Todos son bastante ridículos. Los rituales de apareamiento -desde la tortuga hasta el profesor universitario que tontea con sus alumnas, pasando por el pavo real y sus imitadores- son trámites que se mueven habitualmente entre lo cursi y lo salvaje, entre la burrada y el ballet, de manera que a veces se echa en falta un buen manual donde vinieran detallados los pasos exactos que habría que seguir para no meter la pata.

Por ahora no existe ningún libro de instrucciones que convierta el cortejo en un proceso parecido al de arreglar una lavadora. Pero no andamos lejos, al menos en países como Holanda, donde hay manga ancha para otros pasatiempos pero que en materia legislativa sobre requiebros y piropos (tan importantes a veces para esos ceremoniales eróticos), no se quiere dejar margen ni para la duda ni para la inmoralidad.

Tras ser multado por el Ayuntamiento de Rotterdam, cierto donjuán callejero que había lanzado besos al aire y había comentado a voces los atractivos de unas señoras que no tenían ganas ese día de aguantar babosos, ahora ha sido absuelto por un juez, que considera que esas efusiones picaronas, esas proposiciones de matrimonio a primera vista, mientras no pasen de la raya, no son constitutivas de delito, pues están amparadas por la libertad de expresión.

En época de insultos gratuitos por tierra, mar y aire, es motivo de satisfacción saber que el piropo que le pueden soltar a una señora al pasar delante de una obra no tiene por qué salirle más caro a quien lo diga que llamarla terrorista en una tertulia televisada.
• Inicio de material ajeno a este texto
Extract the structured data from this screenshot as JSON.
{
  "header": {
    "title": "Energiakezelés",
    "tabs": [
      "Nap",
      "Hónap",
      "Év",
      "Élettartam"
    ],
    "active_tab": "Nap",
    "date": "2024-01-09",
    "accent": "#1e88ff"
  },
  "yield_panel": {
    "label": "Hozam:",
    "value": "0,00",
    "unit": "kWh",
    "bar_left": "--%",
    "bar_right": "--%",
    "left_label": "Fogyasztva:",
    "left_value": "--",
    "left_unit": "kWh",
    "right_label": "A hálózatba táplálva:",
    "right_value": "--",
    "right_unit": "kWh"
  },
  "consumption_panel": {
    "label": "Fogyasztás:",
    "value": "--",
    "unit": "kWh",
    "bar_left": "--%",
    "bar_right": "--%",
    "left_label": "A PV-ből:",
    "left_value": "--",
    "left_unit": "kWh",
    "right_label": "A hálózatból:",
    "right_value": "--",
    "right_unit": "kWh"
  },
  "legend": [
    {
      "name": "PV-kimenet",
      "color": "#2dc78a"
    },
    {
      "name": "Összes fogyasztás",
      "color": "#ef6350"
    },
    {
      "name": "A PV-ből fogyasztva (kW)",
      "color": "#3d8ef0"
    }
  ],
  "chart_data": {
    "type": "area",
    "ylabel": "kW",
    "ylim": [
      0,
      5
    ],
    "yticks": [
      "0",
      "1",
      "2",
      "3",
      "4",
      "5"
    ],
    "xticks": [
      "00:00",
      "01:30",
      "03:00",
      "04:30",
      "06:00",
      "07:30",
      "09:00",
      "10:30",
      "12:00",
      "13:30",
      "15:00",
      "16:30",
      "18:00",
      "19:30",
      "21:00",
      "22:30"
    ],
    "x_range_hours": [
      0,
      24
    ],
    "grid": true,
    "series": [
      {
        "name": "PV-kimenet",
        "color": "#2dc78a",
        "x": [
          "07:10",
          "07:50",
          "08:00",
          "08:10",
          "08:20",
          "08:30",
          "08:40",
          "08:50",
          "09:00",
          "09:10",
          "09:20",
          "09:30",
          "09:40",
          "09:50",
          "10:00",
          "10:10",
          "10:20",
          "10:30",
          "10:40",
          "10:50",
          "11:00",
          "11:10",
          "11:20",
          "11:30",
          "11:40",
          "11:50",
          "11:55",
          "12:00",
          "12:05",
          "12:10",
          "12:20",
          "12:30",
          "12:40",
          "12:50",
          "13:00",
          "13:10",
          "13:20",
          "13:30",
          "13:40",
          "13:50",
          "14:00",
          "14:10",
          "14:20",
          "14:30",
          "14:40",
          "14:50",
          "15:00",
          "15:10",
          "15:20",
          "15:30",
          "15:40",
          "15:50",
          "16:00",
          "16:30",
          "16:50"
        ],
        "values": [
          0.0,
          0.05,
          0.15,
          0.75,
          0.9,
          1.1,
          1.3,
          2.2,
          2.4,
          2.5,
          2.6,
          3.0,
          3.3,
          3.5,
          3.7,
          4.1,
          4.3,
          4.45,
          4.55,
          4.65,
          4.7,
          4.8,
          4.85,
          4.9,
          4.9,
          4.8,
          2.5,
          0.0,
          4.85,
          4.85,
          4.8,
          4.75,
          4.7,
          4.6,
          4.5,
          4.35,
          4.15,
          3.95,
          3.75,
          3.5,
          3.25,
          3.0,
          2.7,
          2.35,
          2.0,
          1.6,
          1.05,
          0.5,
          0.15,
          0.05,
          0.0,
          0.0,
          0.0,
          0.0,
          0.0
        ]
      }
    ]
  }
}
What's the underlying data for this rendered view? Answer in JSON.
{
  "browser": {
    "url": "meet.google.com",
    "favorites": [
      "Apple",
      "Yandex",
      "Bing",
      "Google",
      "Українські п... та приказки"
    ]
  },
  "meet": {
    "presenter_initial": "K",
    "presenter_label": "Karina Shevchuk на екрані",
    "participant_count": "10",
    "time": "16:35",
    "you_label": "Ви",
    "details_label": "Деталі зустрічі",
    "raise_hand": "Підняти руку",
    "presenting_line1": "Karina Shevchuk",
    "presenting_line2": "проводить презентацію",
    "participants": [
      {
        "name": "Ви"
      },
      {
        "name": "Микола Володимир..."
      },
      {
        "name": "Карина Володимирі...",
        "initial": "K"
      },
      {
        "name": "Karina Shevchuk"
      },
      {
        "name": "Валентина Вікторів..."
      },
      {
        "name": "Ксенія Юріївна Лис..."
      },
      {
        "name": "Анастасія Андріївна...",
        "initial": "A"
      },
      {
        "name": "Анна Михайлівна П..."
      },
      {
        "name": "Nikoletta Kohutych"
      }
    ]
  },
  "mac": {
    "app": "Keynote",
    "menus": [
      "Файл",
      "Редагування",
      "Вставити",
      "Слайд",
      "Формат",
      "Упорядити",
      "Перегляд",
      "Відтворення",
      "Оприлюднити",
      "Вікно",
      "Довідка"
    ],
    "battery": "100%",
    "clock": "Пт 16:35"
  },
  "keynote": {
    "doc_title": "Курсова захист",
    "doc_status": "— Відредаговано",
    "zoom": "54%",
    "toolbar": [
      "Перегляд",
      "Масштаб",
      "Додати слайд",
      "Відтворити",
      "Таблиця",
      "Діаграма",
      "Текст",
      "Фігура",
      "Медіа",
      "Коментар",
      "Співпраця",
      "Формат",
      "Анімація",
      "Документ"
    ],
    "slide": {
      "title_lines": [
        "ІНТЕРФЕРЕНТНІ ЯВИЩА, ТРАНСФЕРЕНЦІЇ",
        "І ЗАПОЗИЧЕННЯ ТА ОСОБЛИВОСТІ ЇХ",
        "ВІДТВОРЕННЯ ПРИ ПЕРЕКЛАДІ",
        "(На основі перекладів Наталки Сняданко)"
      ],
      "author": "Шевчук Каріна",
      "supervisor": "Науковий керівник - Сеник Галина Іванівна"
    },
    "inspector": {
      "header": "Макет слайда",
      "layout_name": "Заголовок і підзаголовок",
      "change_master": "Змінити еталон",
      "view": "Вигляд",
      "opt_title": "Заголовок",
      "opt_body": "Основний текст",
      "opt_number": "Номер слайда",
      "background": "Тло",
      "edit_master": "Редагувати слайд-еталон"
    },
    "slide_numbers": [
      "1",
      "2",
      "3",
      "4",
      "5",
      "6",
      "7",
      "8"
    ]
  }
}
Con todo, no hay que negar que el piropo siempre tuvo algo de agresión. De agresión al buen gusto, por lo menos, ya que habitualmente esas expresiones se mueven en un terreno casposo, entre la zarzuela chusca y las canciones de la tuna, aunque tampoco sé yo si habría que darle categoría penal mientras no rebasen ese ámbito de la simple garrulería.

Pero no pensemos que los holandeses han sido los primeros en debatir sobre la afición a echar flores y sus límites jurídicos. Ya Miguel Primo de Rivera legisló hace un siglo sobre esas cuestiones, advirtiendo al que "aun con propósito de galantería, se dirija a una mujer con ademanes o frases groseras o la asedie con insistencia". Incluso Jardiel Poncela (que no se dedicaba a gobernar pero también sabía hacer reír) en su tratado Lo que yo haría si fuera idiota, desaconsejaba vivamente el uso del piropo.

Por tanto, es urgente que restablezcamos esos límites, entre otras razones porque la natalidad ha caído estrepitosamente en España y a lo mejor es consecuencia de la incertidumbre genital que está padeciendo nuestra juventud. Al no saber la población con edad de procrear hasta dónde se puede llegar en materia de cortejo, en qué términos puede invitarse a alguien a tomar una cerveza y durante cuántos segundos se le puede mirar a los ojos sin vulnerar la ley, se entiende que muchas veces el sexo con otras personas pase a convertirse en práctica de alto riesgo.